The early car's looks haven't dated very well, the rather clumsy detailing having been deleted for the models with fixed headlamps. These still look striking, but bear in mind that the super coupe bar has been raised since 1991, and the Mitsubishi hasn't changed considerably under its skin.
What to Look For
In short everything. Although the 3000GT is built to Mitsubishi's usual high standards, with this many complex systems on board the law of probability dictates that something costly will go wrong. Whilst this may sound like Luddite scaremongering, it's best to take an expert when you check out a 3000GT. You'll need to ensure the car hasn't been accident damaged, that it's HPI clear, that it's a proper UK car and if not has the necessary paperwork. Cars that are too cheap to be true are priced that way for a reason. Be suspicious. The big Mitsubishi is available in reasonable numbers so you can afford to be picky.
(Estimated prices, based on a 1998 3000GT) Remember the look on Frank Bruno's face the second time he climbed into the ring with Mike Tyson? He foresaw the almighty leathering he was about to receive and that's how a 3000GT owner's wallet feels when something gives up the ghost. Light swelling will result from front brake pads at around £67, rears at £50 a pair and a new clutch assembly at £160. A new starter motor at around £330 and a radiator at £415 will definitely warrant a standing count, while a sickeningly woozy sensation is brought on by bills of over £700 for an exhaust and over £500 for an alternator. The final KO is dealt by a £700 bill for a replacement headlamp. That's got to hurt.
On the Road
Put the Mitsubishi 3000GT into a fast bend and you can feel the sheer weight of all that technology gluing you to the road. The four-wheel drive system guarantees traction off the line, although don't expect it to give great traction in muddy or snowy conditions due to the enormous tyre footprint. Four-wheel steer makes long sweepers seem effortless and the car's stability is genuinely good. The ride is firm, but the electronically-controlled damping means it never becomes harsh or crashy. Active aerodynamics are part of the display too, with spoilers that advance and retract according to the car's speed in order to create a 'venturi' effect. This creates a low-pressure zone under the car, effectively sucking it to the road.
On the road, first feelings are good; the 24-valve V6 revs with a deep-seated howl. It goes too. Sixty takes 5.6 seconds on the way to a top speed of some 155mph. And because the power is achieved courtesy of a twin turbo arrangement, there's no turbo lag worth mentioning. On those twisty B roads, the big Mitsubishi feels accomplished enough, without making the mistake of trying to handle and ride as roughly as a hot hatch. If your object is simply to get round the bends with the minimum fuss and the maximum speed and security, then the 3000 GT is a good bet.
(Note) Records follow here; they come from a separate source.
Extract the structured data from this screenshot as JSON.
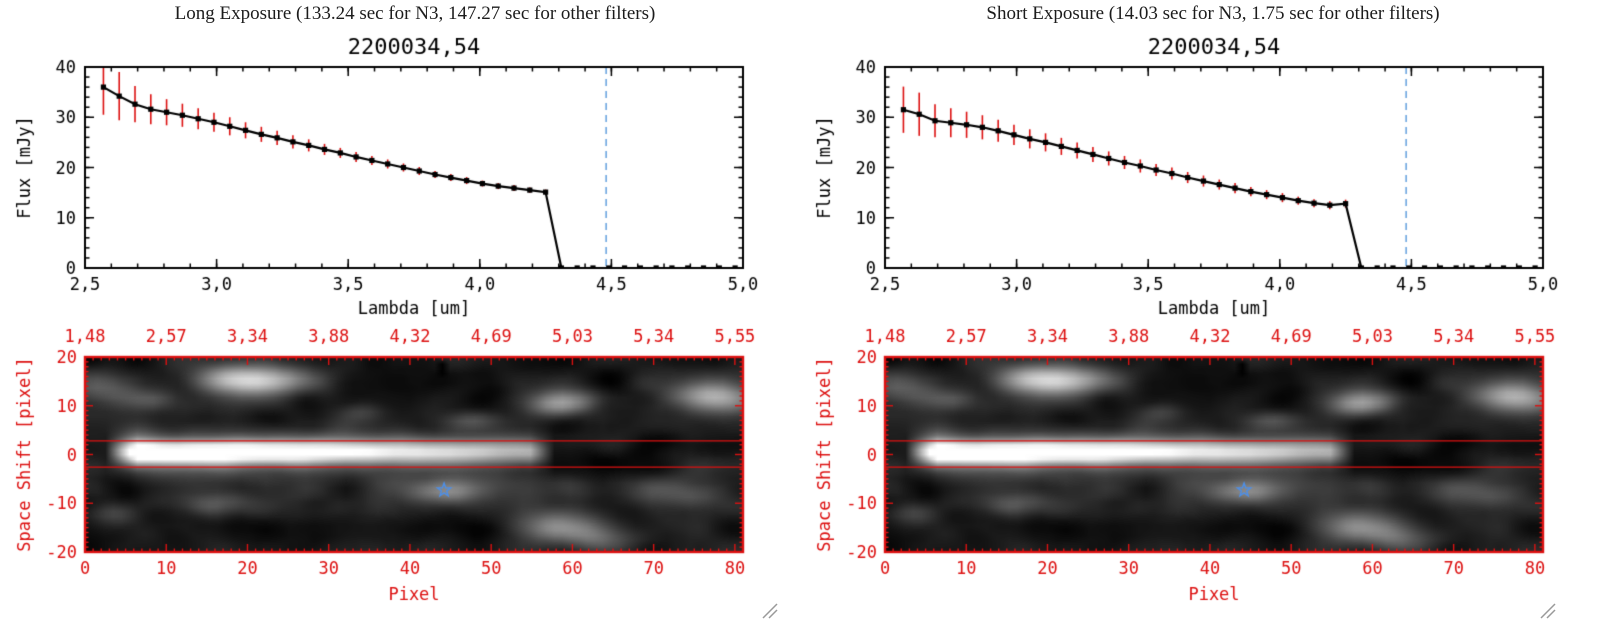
{
  "panels": [
    {
      "id": "long-exposure",
      "header": "Long Exposure (133.24 sec for N3, 147.27 sec for other filters)"
    },
    {
      "id": "short-exposure",
      "header": "Short Exposure (14.03 sec for N3, 1.75 sec for other filters)"
    }
  ],
  "colors": {
    "plot_red": "#dd1111",
    "dashed_blue": "#6ca6e0",
    "star_blue": "#4d8fe8",
    "axis_black": "#000000",
    "background": "#ffffff"
  },
  "chart_data": [
    {
      "type": "line",
      "panel": "long-exposure",
      "title": "2200034,54",
      "xlabel": "Lambda [um]",
      "ylabel": "Flux [mJy]",
      "xlim": [
        2.5,
        5.0
      ],
      "ylim": [
        0,
        40
      ],
      "xtick_values": [
        2.5,
        3.0,
        3.5,
        4.0,
        4.5,
        5.0
      ],
      "xtick_labels": [
        "2,5",
        "3,0",
        "3,5",
        "4,0",
        "4,5",
        "5,0"
      ],
      "ytick_values": [
        0,
        10,
        20,
        30,
        40
      ],
      "marker": "filled-square",
      "vline_x": 4.48,
      "x": [
        2.57,
        2.63,
        2.69,
        2.75,
        2.81,
        2.87,
        2.93,
        2.99,
        3.05,
        3.11,
        3.17,
        3.23,
        3.29,
        3.35,
        3.41,
        3.47,
        3.53,
        3.59,
        3.65,
        3.71,
        3.77,
        3.83,
        3.89,
        3.95,
        4.01,
        4.07,
        4.13,
        4.19,
        4.25,
        4.31,
        4.37,
        4.43,
        4.49,
        4.55,
        4.61,
        4.67,
        4.73,
        4.79,
        4.85,
        4.91,
        4.97
      ],
      "flux": [
        36.0,
        34.2,
        32.6,
        31.6,
        31.0,
        30.4,
        29.7,
        29.0,
        28.2,
        27.4,
        26.6,
        25.9,
        25.1,
        24.4,
        23.6,
        22.9,
        22.1,
        21.4,
        20.7,
        20.0,
        19.3,
        18.6,
        18.0,
        17.4,
        16.8,
        16.3,
        15.9,
        15.5,
        15.1,
        0,
        0,
        0,
        0,
        0,
        0,
        0,
        0,
        0,
        0,
        0,
        0
      ],
      "err": [
        5.5,
        4.8,
        3.6,
        3.0,
        2.6,
        2.3,
        2.1,
        1.9,
        1.8,
        1.6,
        1.5,
        1.4,
        1.3,
        1.2,
        1.1,
        1.0,
        1.0,
        0.9,
        0.9,
        0.8,
        0.8,
        0.7,
        0.7,
        0.7,
        0.6,
        0.6,
        0.6,
        0.5,
        0.5,
        0.3,
        0.3,
        0.3,
        0.3,
        0.3,
        0.3,
        0.3,
        0.3,
        0.3,
        0.3,
        0.3,
        0.3
      ]
    },
    {
      "type": "line",
      "panel": "short-exposure",
      "title": "2200034,54",
      "xlabel": "Lambda [um]",
      "ylabel": "Flux [mJy]",
      "xlim": [
        2.5,
        5.0
      ],
      "ylim": [
        0,
        40
      ],
      "xtick_values": [
        2.5,
        3.0,
        3.5,
        4.0,
        4.5,
        5.0
      ],
      "xtick_labels": [
        "2,5",
        "3,0",
        "3,5",
        "4,0",
        "4,5",
        "5,0"
      ],
      "ytick_values": [
        0,
        10,
        20,
        30,
        40
      ],
      "marker": "filled-square",
      "vline_x": 4.48,
      "x": [
        2.57,
        2.63,
        2.69,
        2.75,
        2.81,
        2.87,
        2.93,
        2.99,
        3.05,
        3.11,
        3.17,
        3.23,
        3.29,
        3.35,
        3.41,
        3.47,
        3.53,
        3.59,
        3.65,
        3.71,
        3.77,
        3.83,
        3.89,
        3.95,
        4.01,
        4.07,
        4.13,
        4.19,
        4.25,
        4.31,
        4.37,
        4.43,
        4.49,
        4.55,
        4.61,
        4.67,
        4.73,
        4.79,
        4.85,
        4.91,
        4.97
      ],
      "flux": [
        31.5,
        30.6,
        29.3,
        28.9,
        28.5,
        28.0,
        27.3,
        26.5,
        25.7,
        25.0,
        24.2,
        23.4,
        22.6,
        21.8,
        21.0,
        20.3,
        19.5,
        18.8,
        18.0,
        17.3,
        16.6,
        15.9,
        15.2,
        14.6,
        14.0,
        13.4,
        12.9,
        12.5,
        12.8,
        0,
        0,
        0,
        0,
        0,
        0,
        0,
        0,
        0,
        0,
        0,
        0
      ],
      "err": [
        4.6,
        4.3,
        3.3,
        2.9,
        2.6,
        2.4,
        2.2,
        2.0,
        1.9,
        1.8,
        1.7,
        1.6,
        1.5,
        1.4,
        1.3,
        1.3,
        1.2,
        1.2,
        1.1,
        1.1,
        1.0,
        1.0,
        0.9,
        0.9,
        0.9,
        0.8,
        0.8,
        0.8,
        0.8,
        0.3,
        0.3,
        0.3,
        0.3,
        0.3,
        0.3,
        0.3,
        0.3,
        0.3,
        0.3,
        0.3,
        0.3
      ]
    },
    {
      "type": "heatmap",
      "panels": [
        "long-exposure",
        "short-exposure"
      ],
      "xlabel": "Pixel",
      "ylabel": "Space Shift [pixel]",
      "xlim": [
        0,
        81
      ],
      "ylim": [
        -20,
        20
      ],
      "xtick_values": [
        0,
        10,
        20,
        30,
        40,
        50,
        60,
        70,
        80
      ],
      "ytick_values": [
        -20,
        -10,
        0,
        10,
        20
      ],
      "top_wavelength_labels": [
        "1,48",
        "2,57",
        "3,34",
        "3,88",
        "4,32",
        "4,69",
        "5,03",
        "5,34",
        "5,55"
      ],
      "aperture_lines_y": [
        2.8,
        -2.6
      ],
      "star": {
        "x": 44.2,
        "y": -7.3
      },
      "noise_seed": 7,
      "trace": {
        "center_y": 0.5,
        "core_sigma": 1.7,
        "halo_sigma": 4.2,
        "x_start": 2,
        "x_peak_start": 6,
        "x_peak_end": 13,
        "x_end": 55,
        "x_tail": 58,
        "decline": 0.52
      },
      "faint_streak": {
        "y": -7,
        "sigma": 2.3,
        "x_from": 32,
        "x_to": 78,
        "amp": 0.09
      },
      "blobs": [
        [
          20.3,
          15.7,
          4.5,
          2.2,
          0.8
        ],
        [
          77.6,
          12.2,
          3.5,
          2.5,
          0.6
        ],
        [
          58.5,
          10.8,
          3.5,
          2.0,
          0.5
        ],
        [
          47.2,
          7.1,
          2.8,
          1.4,
          0.18
        ],
        [
          44.7,
          -7.7,
          3.0,
          1.8,
          0.32
        ],
        [
          58.5,
          -15.3,
          3.5,
          2.3,
          0.55
        ],
        [
          64.0,
          -17.5,
          3.0,
          2.0,
          0.25
        ],
        [
          14.8,
          -10.4,
          4.0,
          1.8,
          0.2
        ],
        [
          2.5,
          -12.4,
          2.5,
          1.6,
          0.2
        ],
        [
          74.5,
          -8.3,
          4.0,
          2.0,
          0.2
        ],
        [
          1.2,
          14.3,
          3.0,
          2.2,
          0.28
        ],
        [
          7.4,
          11.6,
          2.5,
          1.5,
          0.2
        ],
        [
          33.9,
          9.1,
          2.5,
          1.3,
          0.13
        ]
      ],
      "dark_spot": {
        "x": 44,
        "y_from": 17,
        "y_to": 19
      }
    }
  ]
}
It isn't just about grip either. The steering is well weighted and position, the power response instant and the turn-in razor-sharp, enabling you to deploy all two hundred and eighty one horses without drama.
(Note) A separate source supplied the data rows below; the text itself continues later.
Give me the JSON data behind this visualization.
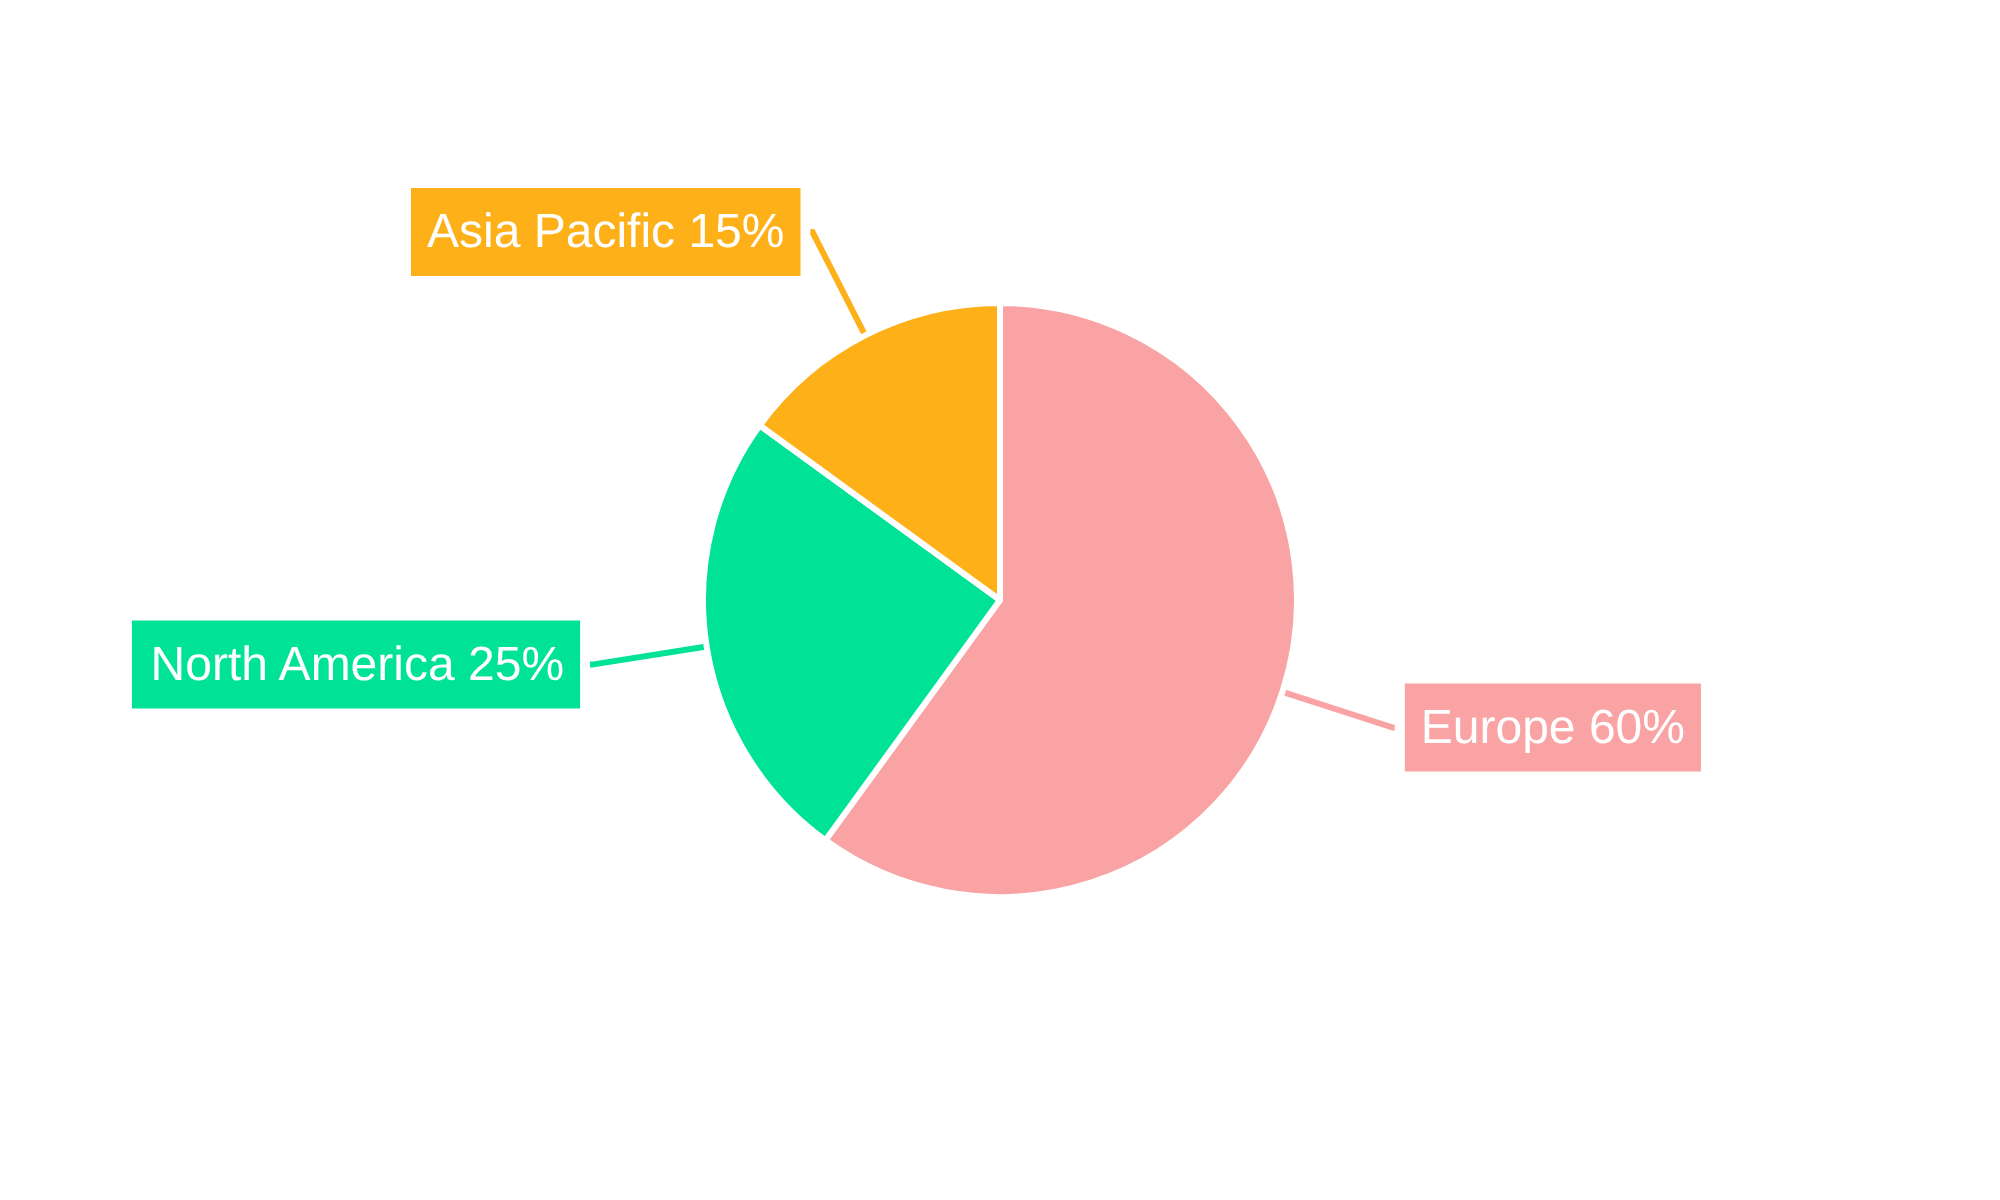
{
  "chart_data": {
    "type": "pie",
    "categories": [
      "Europe",
      "North America",
      "Asia Pacific"
    ],
    "values": [
      60,
      25,
      15
    ],
    "colors": [
      "#f9a3a4",
      "#00e396",
      "#feb019"
    ],
    "value_labels": [
      "60%",
      "25%",
      "15%"
    ]
  }
}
Despite the many attributes of the Mitsubishi 3000GT, the plain fact is that judged as a sports car there are many better alternatives available for less money. If you are sold on the technological prowess or love the way it looks, then if you're careful about buying and can afford to run one, the big Mitsubishi represents a capable, if dated, GT car. As an intercontinental ballistic missile, the 3000GT has few peers; just be prepared to travel light.